Whites hunted the buffalo mostly just for their hides, the rest of the buffalo was often left to rot. There was a huge market for buffalo hides for clothing and for export to Europe. For a time, the US Army was a large purchaser of buffalo hides for use as coats. Eventually, the Army had so many buffalo coats lying around; they had to do something with them. From the War Department Annual Report of 1912, Vol. 1 “… on hand at the Omaha depot on July 11, 1911, 4,464 buffalo overcoats, which were purchased at a time when the buffalo existed in great numbers and were issued to and worn by troops during the several Indian campaigns in the Northwest up to 1891. Since that time the department has carefully preserved and stored these coats.” In 1911, 294 coats were sold, but the sale was discontinued when it was decided that troops stationed in Alaska could use the coats.
When hearing about buffalo coats and the US Army some people might think about the Buffalo Soldiers.

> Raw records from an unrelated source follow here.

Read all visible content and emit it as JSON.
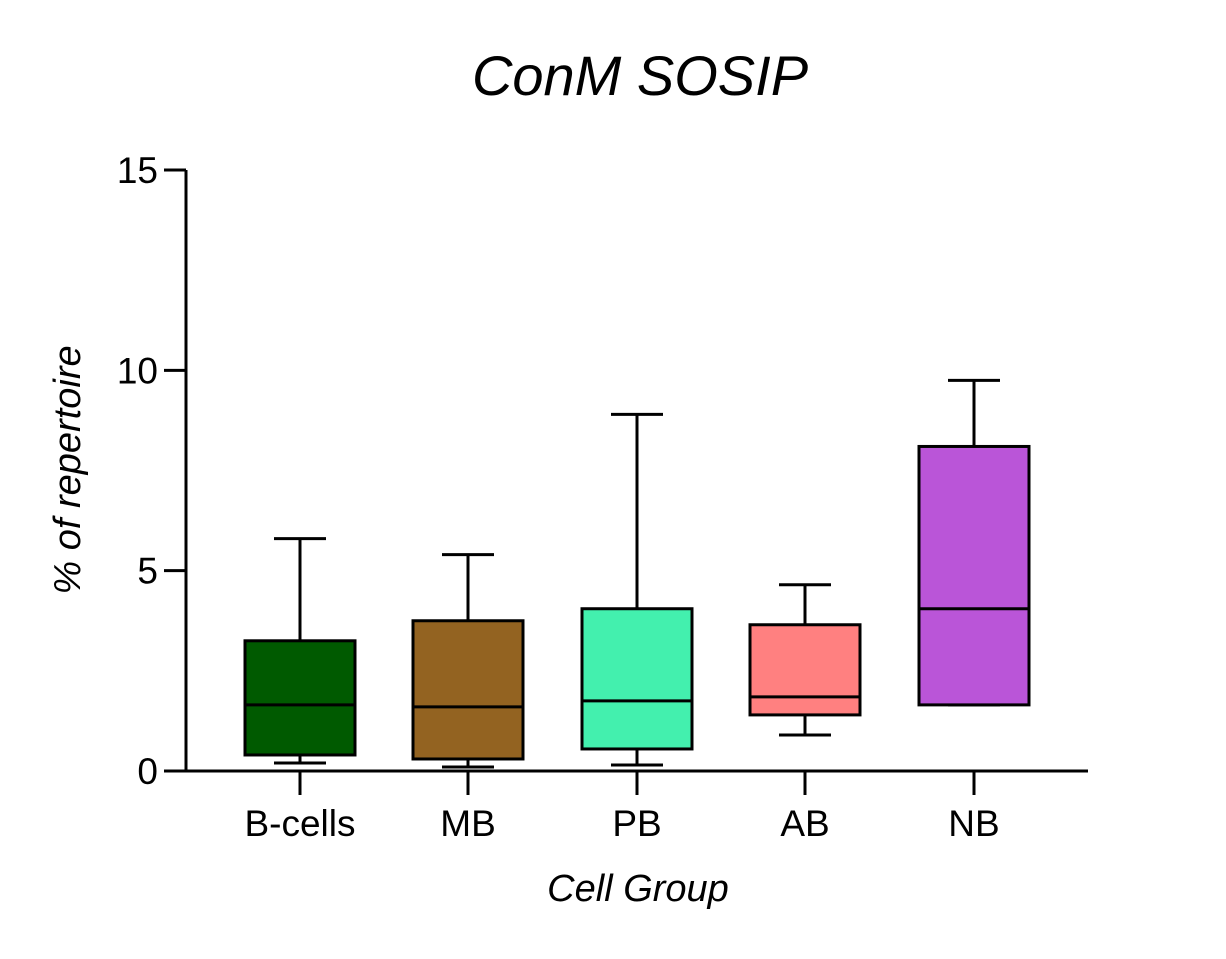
{
  "chart_data": {
    "type": "box",
    "title": "ConM SOSIP",
    "xlabel": "Cell Group",
    "ylabel": "% of repertoire",
    "ylim": [
      0,
      15
    ],
    "y_ticks": [
      0,
      5,
      10,
      15
    ],
    "y_tick_labels": [
      "0",
      "5",
      "10",
      "15"
    ],
    "grid": false,
    "categories": [
      "B-cells",
      "MB",
      "PB",
      "AB",
      "NB"
    ],
    "series": [
      {
        "category": "B-cells",
        "color": "#005A00",
        "min": 0.2,
        "q1": 0.4,
        "median": 1.65,
        "q3": 3.25,
        "max": 5.8
      },
      {
        "category": "MB",
        "color": "#936321",
        "min": 0.1,
        "q1": 0.3,
        "median": 1.6,
        "q3": 3.75,
        "max": 5.4
      },
      {
        "category": "PB",
        "color": "#43F0AE",
        "min": 0.15,
        "q1": 0.55,
        "median": 1.75,
        "q3": 4.05,
        "max": 8.9
      },
      {
        "category": "AB",
        "color": "#FF8080",
        "min": 0.9,
        "q1": 1.4,
        "median": 1.85,
        "q3": 3.65,
        "max": 4.65
      },
      {
        "category": "NB",
        "color": "#BA55D8",
        "min": 1.65,
        "q1": 1.65,
        "median": 4.05,
        "q3": 8.1,
        "max": 9.75
      }
    ]
  }
}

Buffalo Soldiers was the nickname given to African American troops in the 9th ,10th , 27th and 28th Cavalry regiments and the 24th and 25th Infantry regiments, all stationed in forts throughout the west during the 19th century. Various theories offer possible explanations for the Buffalo Soldiers nickname. Some say the Indians compared the hair of the African American soldiers to the shaggy, curly black hair of the buffalo. Others theorize that the Indians saw the dark-skinned soldiers in their long buffalo coats and made the obvious parallel, calling them Buffalo Soldiers. Whatever theory might be correct as to why Buffalo Soldiers got their nickname, it can be conclusively proven that they indeed wore buffalo coats, because there is a famous historical photograph of Buffalo Soldiers at Fort Keogh in Montana, ca. 1890, wearing buffalo coats.
Luckily, before all the buffalo were killed in organized hunts by white hunters, a few individuals decided not to let the buffalo become extinct and made efforts to protect and preserve them. Currently, the American Bison population is estimated at 350,000. Unfortunately, most current herds are genetically polluted or partly crossbred with cattle and there are very few pure bison herds left in the United States. Many buffalo are now being raised commercially for meat and hides, it is possible to purchase buffalo burgers and for a steep price, a modern day buffalo coat today.
Having a buffalo coat and gloves in its collection shows the remarkable variety of artifacts held at The Western Illinois Museum. Ordinarily, most people would not think buffaloes and western Illinois belong together in the same thought, yet because of the museum, this region has its own buffalo coat. Because the ancestor of a current area resident was once out in the Wild West, a buffalo coat found its way to being preserved at the museum. Residents of this region who donate items to the museum share their unique family heritage with the county and its visitors. By sharing their history, those who donate historical artifacts enrich all of our lives and ensure that local history is preserved.